The Karlsruhe Institute of Technology, KIT, the merger of the Universität and Forschungszentrum, is developing rapidly. According to the President of the Universität Karlsruhe, Professor Horst Hippler, the existing campus therefore does not longer offer a sufficient development potential. Hippler considers the use of the area of the KSC soccer club a unique chance for the KIT to provide sufficient space for new research fields and new staff. “The KSC and KIT are excellent marketing instruments of the city”, underlines Hippler. “Optimum boundary conditions have to be established for both of them.”
To improve the teaching situation at the KIT, more space is required. Studies courses for bachelors and masters will have to be established and smaller groups of students will be needed. Due to its success in the Excellence Initiative, KIT has the opportunity to establish entirely new research areas, to create new jobs for university teachers and other staff, and to purchase and accommodate new large devices. However, neither the state of Baden-Württemberg nor the university presently is in a position to calculate precisely the space needed in the future. According to Hippler, an extension of the research and education institution is indispensable for it to be visible worldwide.

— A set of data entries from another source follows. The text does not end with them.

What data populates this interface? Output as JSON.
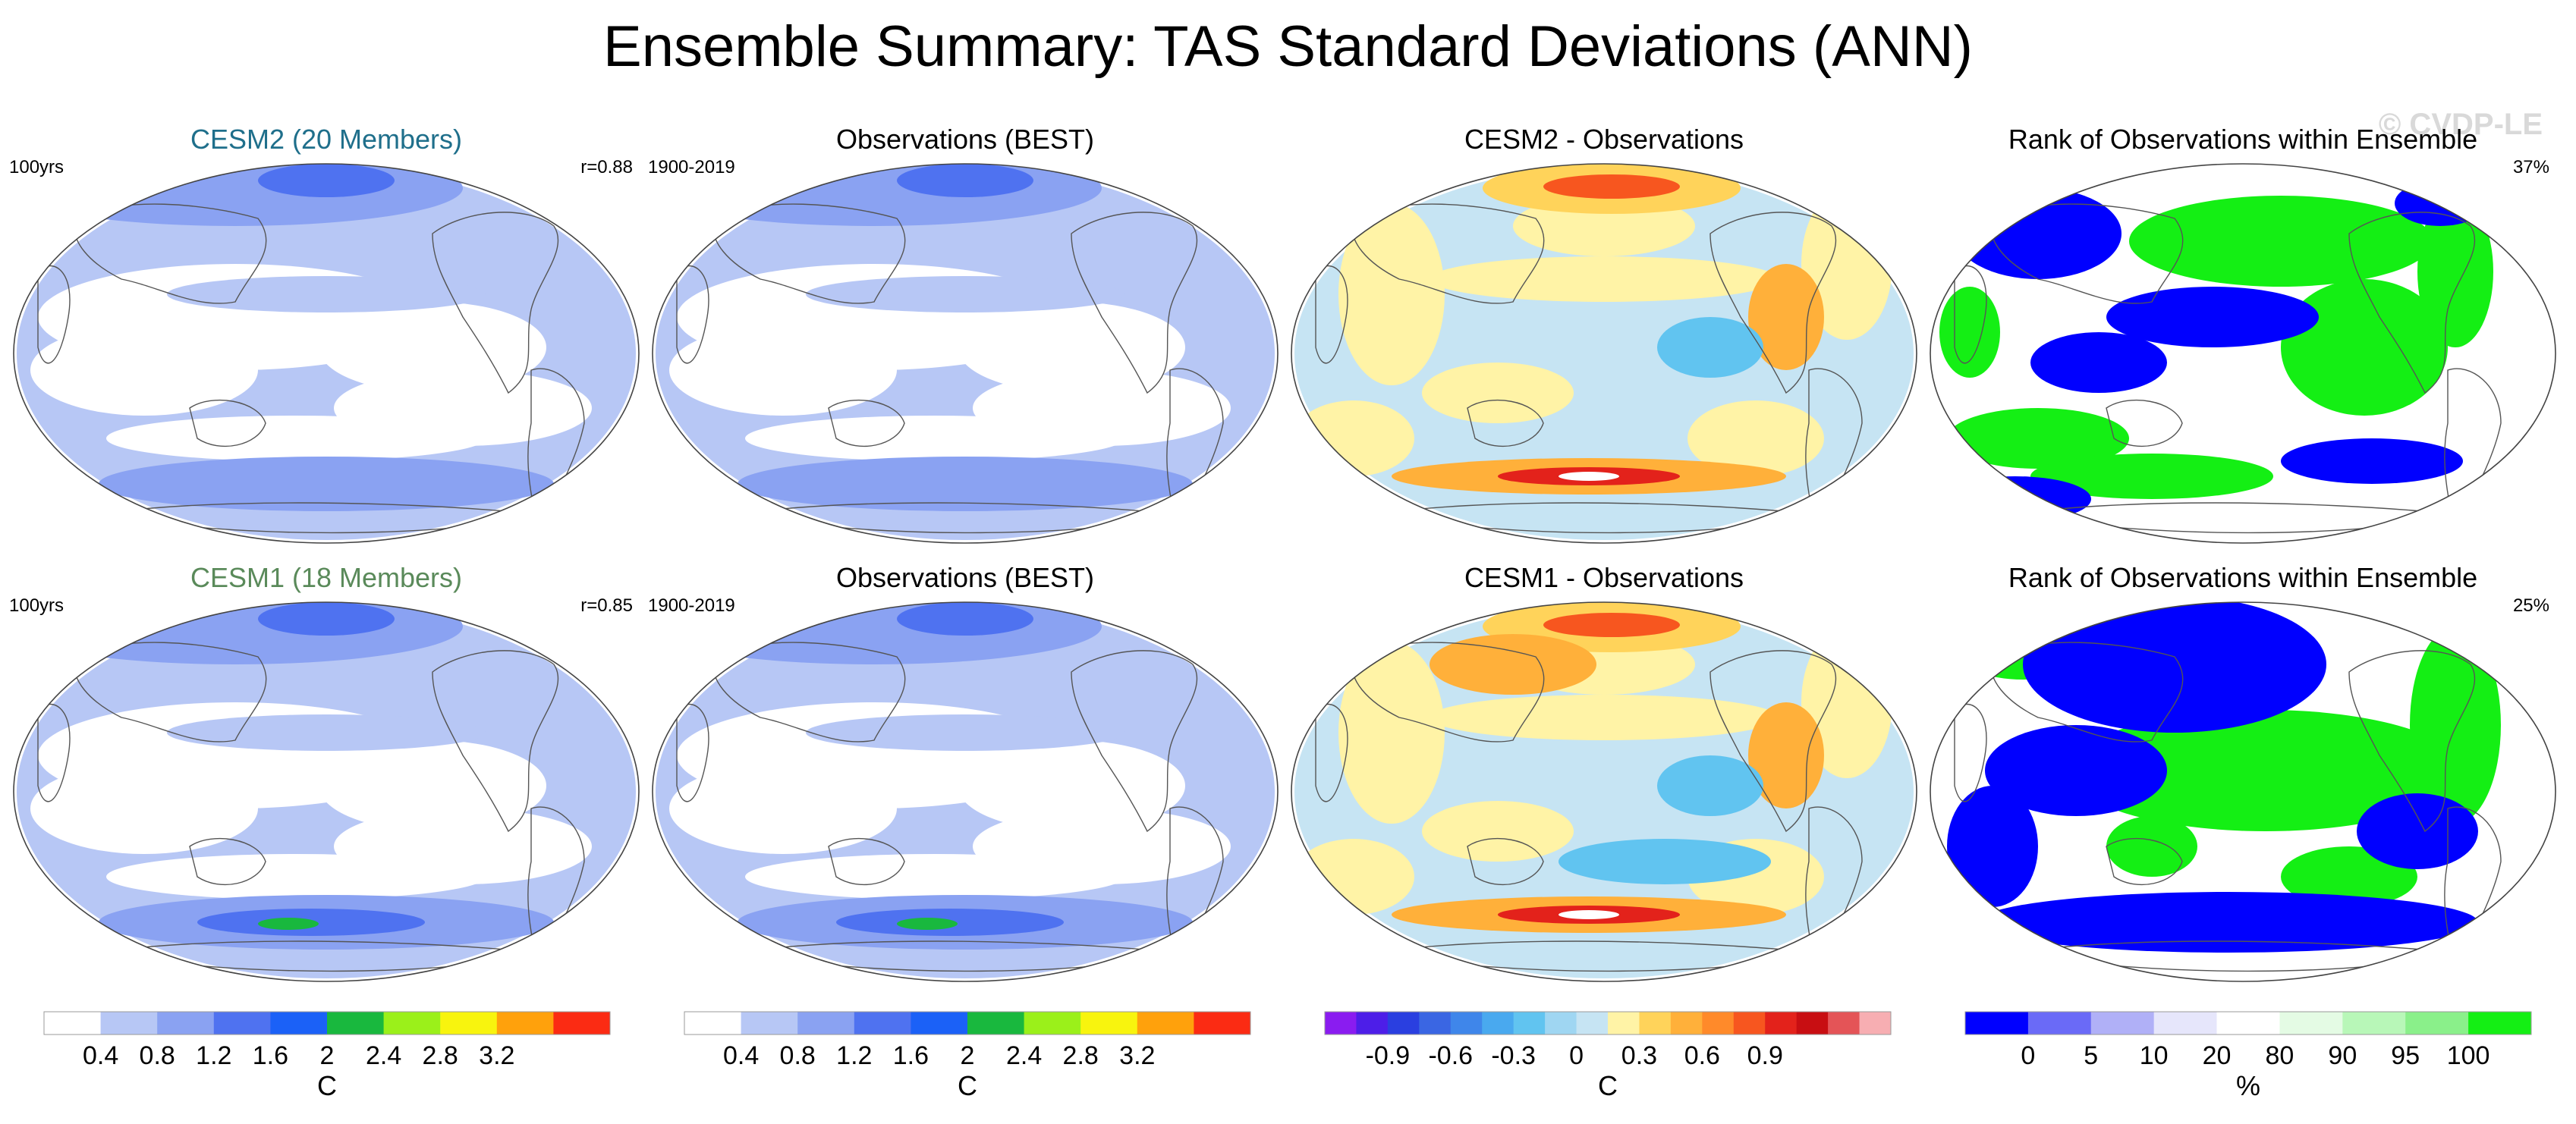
{
  "title": "Ensemble Summary: TAS Standard Deviations (ANN)",
  "watermark": "© CVDP-LE",
  "chart_data": {
    "type": "heatmap",
    "title": "Ensemble Summary: TAS Standard Deviations (ANN)",
    "rows": [
      {
        "panels": [
          {
            "title": "CESM2 (20 Members)",
            "title_color": "#1f6f8b",
            "left_label": "100yrs",
            "right_label": "r=0.88",
            "colormap": "std"
          },
          {
            "title": "Observations (BEST)",
            "title_color": "#000000",
            "left_label": "1900-2019",
            "right_label": "",
            "colormap": "std"
          },
          {
            "title": "CESM2 - Observations",
            "title_color": "#000000",
            "left_label": "",
            "right_label": "",
            "colormap": "diff"
          },
          {
            "title": "Rank of Observations within Ensemble",
            "title_color": "#000000",
            "left_label": "",
            "right_label": "37%",
            "colormap": "rank"
          }
        ]
      },
      {
        "panels": [
          {
            "title": "CESM1 (18 Members)",
            "title_color": "#5a8a5a",
            "left_label": "100yrs",
            "right_label": "r=0.85",
            "colormap": "std"
          },
          {
            "title": "Observations (BEST)",
            "title_color": "#000000",
            "left_label": "1900-2019",
            "right_label": "",
            "colormap": "std"
          },
          {
            "title": "CESM1 - Observations",
            "title_color": "#000000",
            "left_label": "",
            "right_label": "",
            "colormap": "diff"
          },
          {
            "title": "Rank of Observations within Ensemble",
            "title_color": "#000000",
            "left_label": "",
            "right_label": "25%",
            "colormap": "rank"
          }
        ]
      }
    ],
    "colorbars": [
      {
        "id": "std1",
        "unit": "C",
        "levels": [
          0.4,
          0.8,
          1.2,
          1.6,
          2,
          2.4,
          2.8,
          3.2
        ],
        "labels": [
          "0.4",
          "0.8",
          "1.2",
          "1.6",
          "2",
          "2.4",
          "2.8",
          "3.2"
        ],
        "colors": [
          "#ffffff",
          "#b7c7f5",
          "#8aa2f2",
          "#4f72f0",
          "#1b61f7",
          "#19b83e",
          "#9bf01a",
          "#f8f40e",
          "#ffa10c",
          "#fb2b13"
        ]
      },
      {
        "id": "std2",
        "unit": "C",
        "levels": [
          0.4,
          0.8,
          1.2,
          1.6,
          2,
          2.4,
          2.8,
          3.2
        ],
        "labels": [
          "0.4",
          "0.8",
          "1.2",
          "1.6",
          "2",
          "2.4",
          "2.8",
          "3.2"
        ],
        "colors": [
          "#ffffff",
          "#b7c7f5",
          "#8aa2f2",
          "#4f72f0",
          "#1b61f7",
          "#19b83e",
          "#9bf01a",
          "#f8f40e",
          "#ffa10c",
          "#fb2b13"
        ]
      },
      {
        "id": "diff",
        "unit": "C",
        "levels": [
          -1.05,
          -0.9,
          -0.75,
          -0.6,
          -0.45,
          -0.3,
          -0.15,
          0,
          0.15,
          0.3,
          0.45,
          0.6,
          0.75,
          0.9,
          1.05
        ],
        "labels": [
          "-0.9",
          "-0.6",
          "-0.3",
          "0",
          "0.3",
          "0.6",
          "0.9"
        ],
        "label_levels": [
          -0.9,
          -0.6,
          -0.3,
          0,
          0.3,
          0.6,
          0.9
        ],
        "colors": [
          "#8a1cf0",
          "#4d1ee8",
          "#2a3fe0",
          "#3a66e3",
          "#3f86ea",
          "#49a9ef",
          "#61c4f0",
          "#9fd6f2",
          "#c6e4f3",
          "#fff3a6",
          "#ffd35a",
          "#ffb03a",
          "#ff8a2a",
          "#f7561f",
          "#e3221b",
          "#c80e12",
          "#e45457",
          "#f7aeb2"
        ]
      },
      {
        "id": "rank",
        "unit": "%",
        "levels": [
          0,
          5,
          10,
          20,
          80,
          90,
          95,
          100
        ],
        "labels": [
          "0",
          "5",
          "10",
          "20",
          "80",
          "90",
          "95",
          "100"
        ],
        "colors": [
          "#0000ff",
          "#6a6af7",
          "#b0b0f7",
          "#e6e6fb",
          "#ffffff",
          "#e4fbe4",
          "#b8f7b8",
          "#8af08a",
          "#14ef14"
        ]
      }
    ]
  }
}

Only when its central teaching and research campus will be extended, will the KIT and, hence, the city of Karlsruhe catch up with such renowned university cities like Harvard, Berkeley or Stanford. According to Hippler, the city and the region would only profit from such a development.
Hippler points out that the third expert opinion submitted with respect to the KSC area considerably restricts the development potentials of the KIT. In his appeal to the city, he underlines that the development potentials of the KIT should be taken into account when deciding on the future of the KSC soccer stadium.
The Karlsruhe Institute of Technology (KIT) is the merger of the Forschungszentrum Karlsruhe, member of the Helmholtz Association, and the Universität Karlsruhe. This merger will give rise to an institution of internationally excellent research and teaching in natural and engineering sciences. In total, the KIT has 8000 employees and an annual budget of 700 million Euros. The KIT focuses on the knowledge triangle of research – teaching – innovation.
The Karlsruhe institution is a leading European energy research center and plays a visible role in nanosciences worldwide. KIT sets new standards in teaching and promotion of young scientists and attracts top scientists from all over the world. Moreover, KIT is a leading cooperation partner of industry.